Open Access Short Communication

Farcial Futile Pharmacy Fiasco-Let Pharmacy Return to Its Apothecary Roots!

Seun Ayoade*

Department of Physiology, College of Medicine University of Ibadan, Nigeria

Corresponding Author

Received Date:March 19, 2021;  Published Date:April 28, 2021

Abstract

There is not one pharmacist on the list! Some may say what of Sir David Jack [1924-2011] who discovered Beclometasone? He took a combined honours degree in BOTH chemistry AND pharmacy so was not a stand-alone pharmacist. The same thing applies to Nagai Nagayoshi [1844-1929] discoverer of ephedrine, who studied medicine, pharmacy AND organic chemistry. Even John Stith Pemberton (1831 to 1888) creator of Coca Cola who many pharmacists claim as “the most famous pharmacist” was actually a medical doctor!
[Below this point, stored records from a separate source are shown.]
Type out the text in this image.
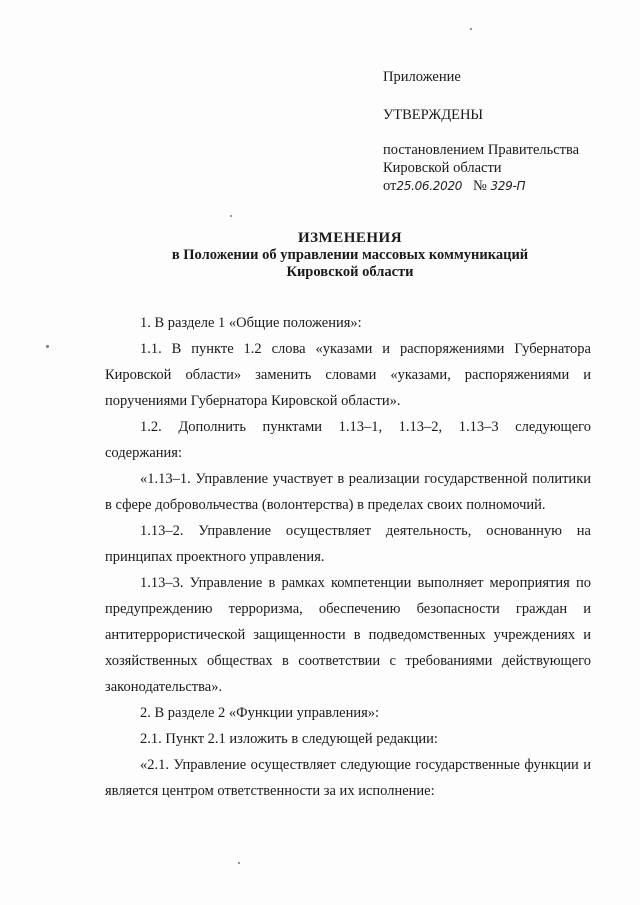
Приложение
УТВЕРЖДЕНЫ
постановлением Правительства
Кировской области
от25.06.2020 № 329-П
ИЗМЕНЕНИЯ
в Положении об управлении массовых коммуникаций
Кировской области

1. В разделе 1 «Общие положения»:

1.1. В пункте 1.2 слова «указами и распоряжениями Губернатора Кировской области» заменить словами «указами, распоряжениями и поручениями Губернатора Кировской области».

1.2. Дополнить пунктами 1.13–1, 1.13–2, 1.13–3 следующего содержания:

«1.13–1. Управление участвует в реализации государственной политики в сфере добровольчества (волонтерства) в пределах своих полномочий.

1.13–2. Управление осуществляет деятельность, основанную на принципах проектного управления.

1.13–3. Управление в рамках компетенции выполняет мероприятия по предупреждению терроризма, обеспечению безопасности граждан и антитеррористической защищенности в подведомственных учреждениях и хозяйственных обществах в соответствии с требованиями действующего законодательства».

2. В разделе 2 «Функции управления»:

2.1. Пункт 2.1 изложить в следующей редакции:

«2.1. Управление осуществляет следующие государственные функции и является центром ответственности за их исполнение:
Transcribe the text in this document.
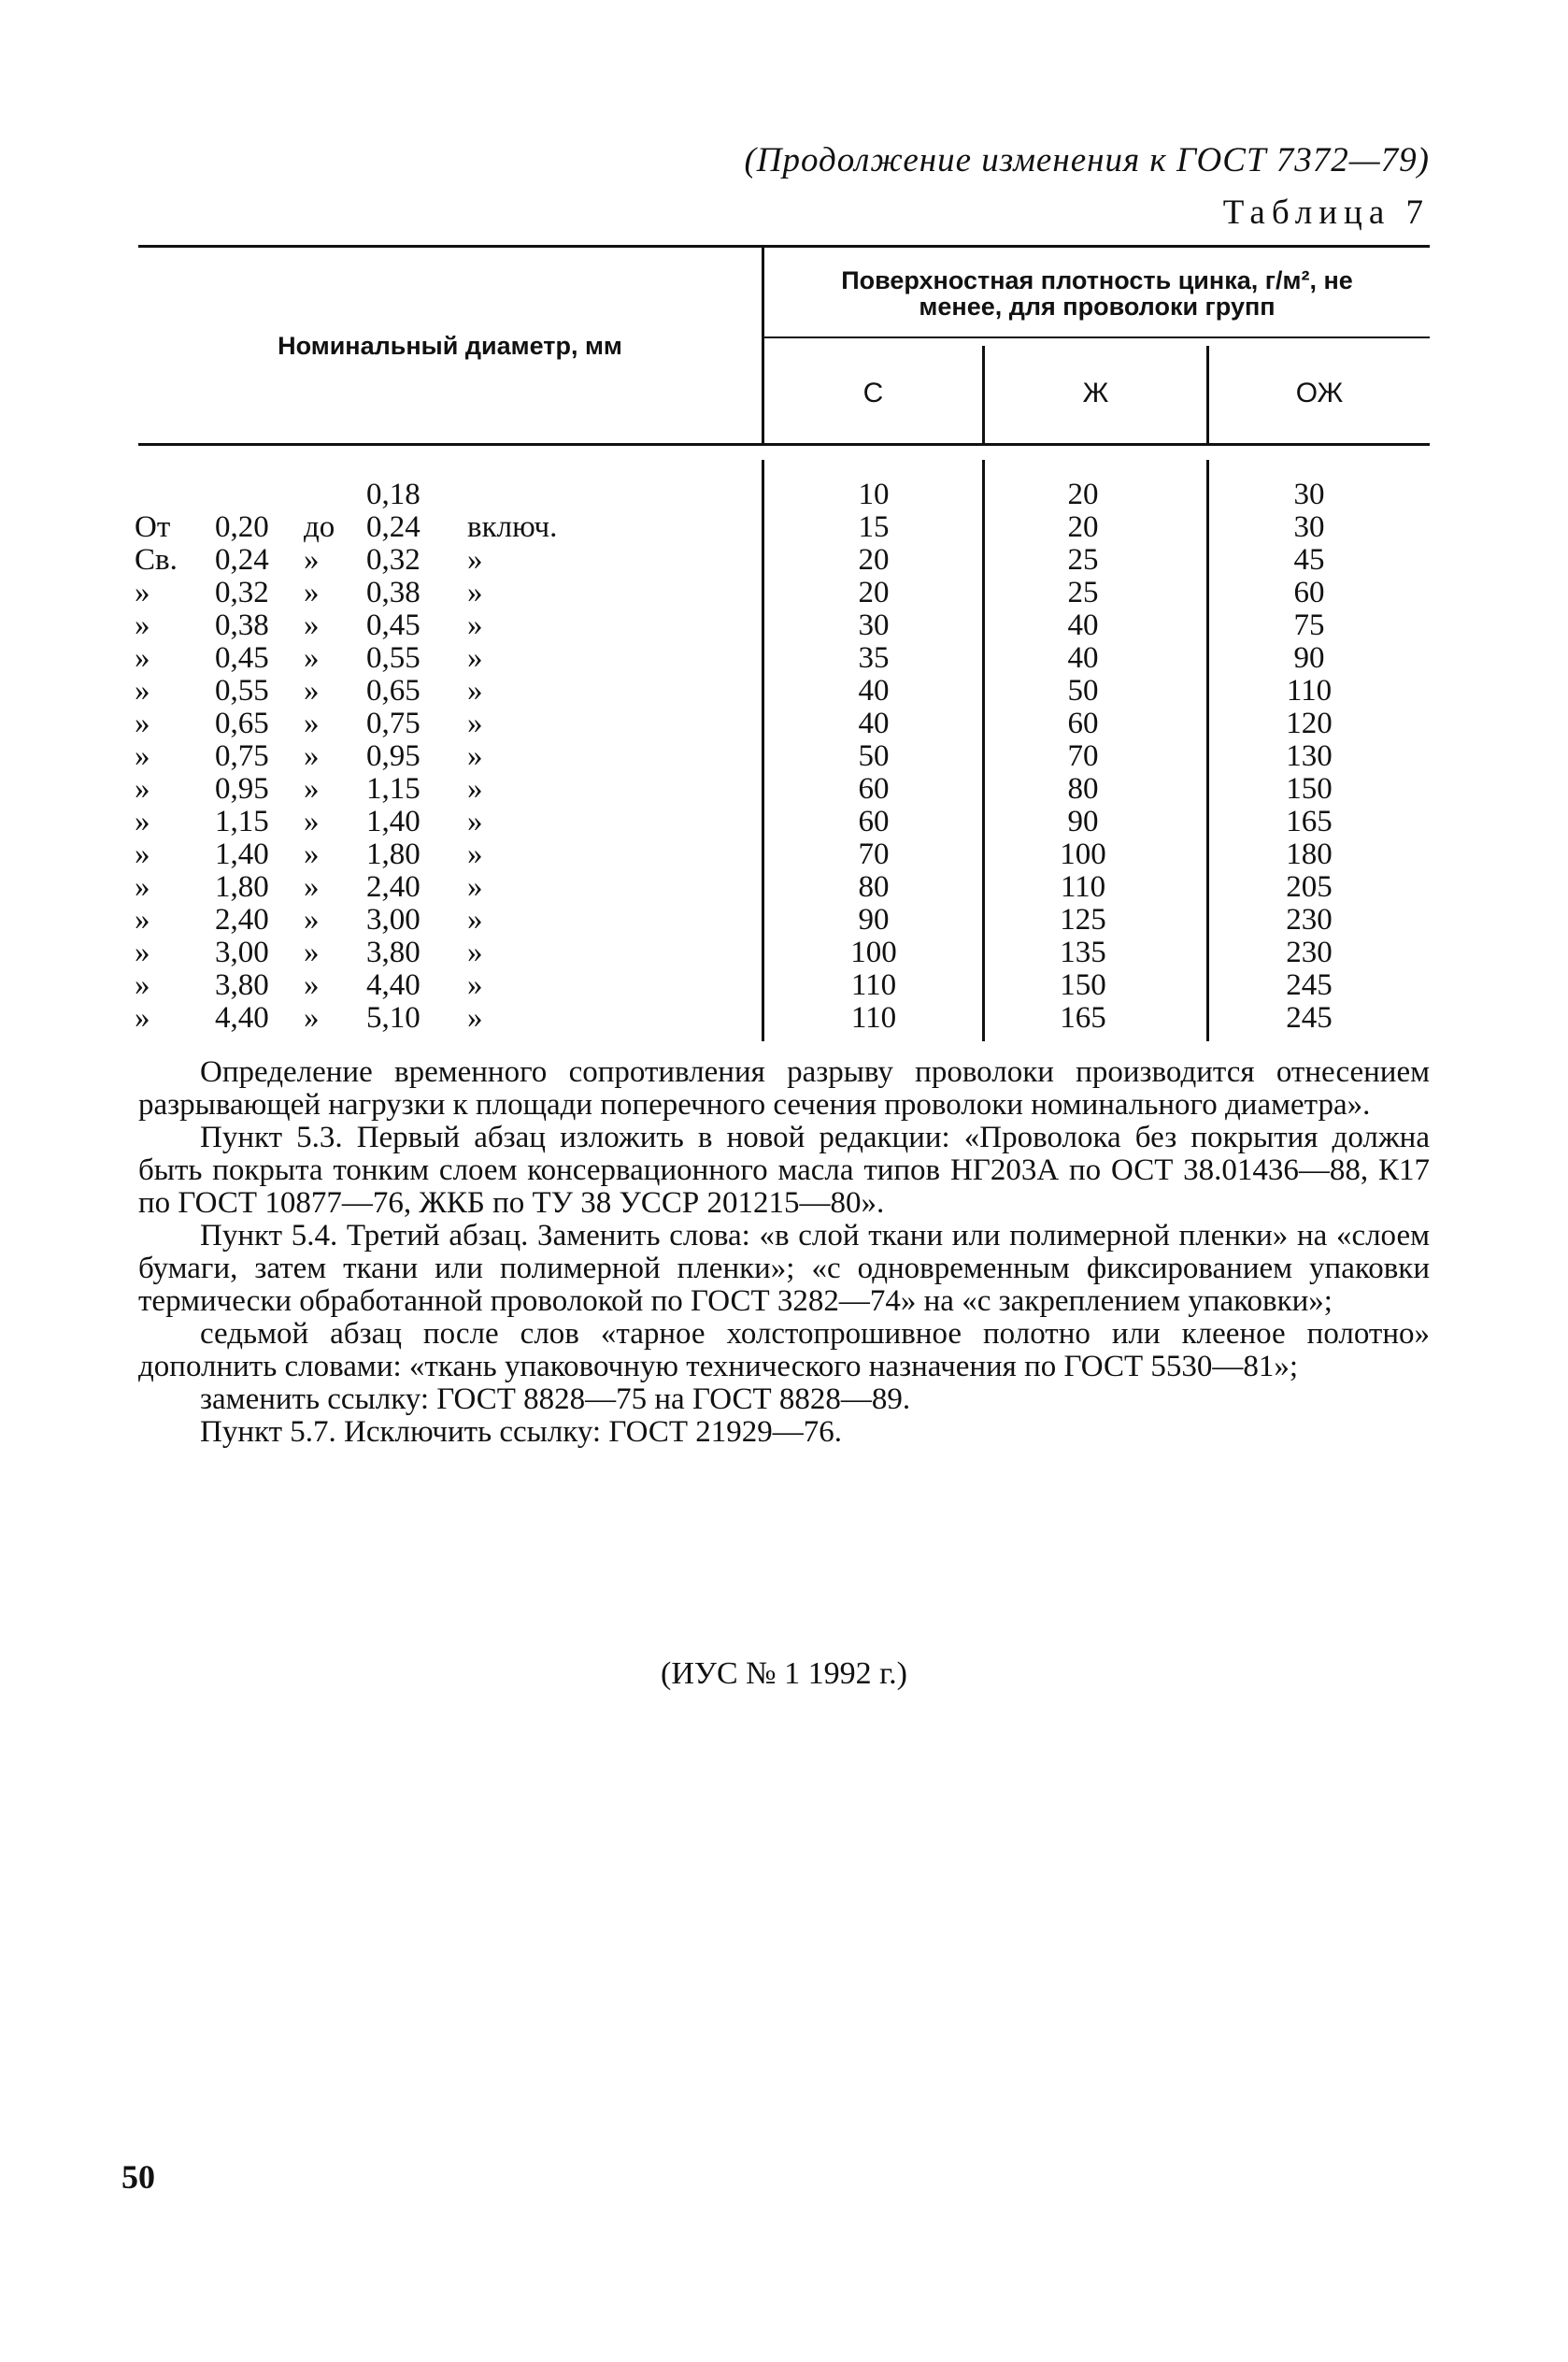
(Продолжение изменения к ГОСТ 7372—79)
Таблица 7
Номинальный диаметр, мм
Поверхностная плотность цинка, г/м², не
менее, для проволоки групп
С	Ж	ОЖ
0,18	10	20	30
От 0,20 до 0,24 включ.	15	20	30
Св. 0,24 » 0,32 »	20	25	45
» 0,32 » 0,38 »	20	25	60
» 0,38 » 0,45 »	30	40	75
» 0,45 » 0,55 »	35	40	90
» 0,55 » 0,65 »	40	50	110
» 0,65 » 0,75 »	40	60	120
» 0,75 » 0,95 »	50	70	130
» 0,95 » 1,15 »	60	80	150
» 1,15 » 1,40 »	60	90	165
» 1,40 » 1,80 »	70	100	180
» 1,80 » 2,40 »	80	110	205
» 2,40 » 3,00 »	90	125	230
» 3,00 » 3,80 »	100	135	230
» 3,80 » 4,40 »	110	150	245
» 4,40 » 5,10 »	110	165	245

Определение временного сопротивления разрыву проволоки производится отнесением разрывающей нагрузки к площади поперечного сечения проволоки номинального диаметра».

Пункт 5.3. Первый абзац изложить в новой редакции: «Проволока без покрытия должна быть покрыта тонким слоем консервационного масла типов НГ203А по ОСТ 38.01436—88, К17 по ГОСТ 10877—76, ЖКБ по ТУ 38 УССР 201215—80».

Пункт 5.4. Третий абзац. Заменить слова: «в слой ткани или полимерной пленки» на «слоем бумаги, затем ткани или полимерной пленки»; «с одновременным фиксированием упаковки термически обработанной проволокой по ГОСТ 3282—74» на «с закреплением упаковки»;

седьмой абзац после слов «тарное холстопрошивное полотно или клееное полотно» дополнить словами: «ткань упаковочную технического назначения по ГОСТ 5530—81»;

заменить ссылку: ГОСТ 8828—75 на ГОСТ 8828—89.

Пункт 5.7. Исключить ссылку: ГОСТ 21929—76.

(ИУС № 1 1992 г.)
50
Right up to the start of the industrial revolution apothecaries were at the forefront of the discovery and invention of drugs. In those days medicine, surgery and pharmacy [apothecary] were three distinct professions. A sick person would visit the doctor (or the doctor would visit the sick person) for a diagnosis. The doctor could recommend a surgery (which the surgeon would be called upon to perform) or prescribe a medication. The patient would head for the apothecary [pharmacy] where the apothecary who also manufactured the medication would sell it to the patient. Medicine and surgery have since been combined into one profession. Pharmacy remains alone and is the worse for it! The same professional (medical doctor) today diagnoses, prescribes and cuts. The pharmacist still sells the medicine but does not manufacture it any longer. How sad! Perhaps it is because the pharmacy profession lost its highest meaning (drug manufacture) in its disjointed transition from apothecary that the profession now desperately seeks to ape medical doctors and has become so inward looking and hostile to other professions that it will not permit even a medical doctor or a holder of a first class degree from a related discipline (e.g. pharmacology) to pursue a master’s degree in pharmacy! Let pharmacy return to the apothecary model or be downgraded to a diploma occupation! [1-2] India has set an excellent example in this regard [3].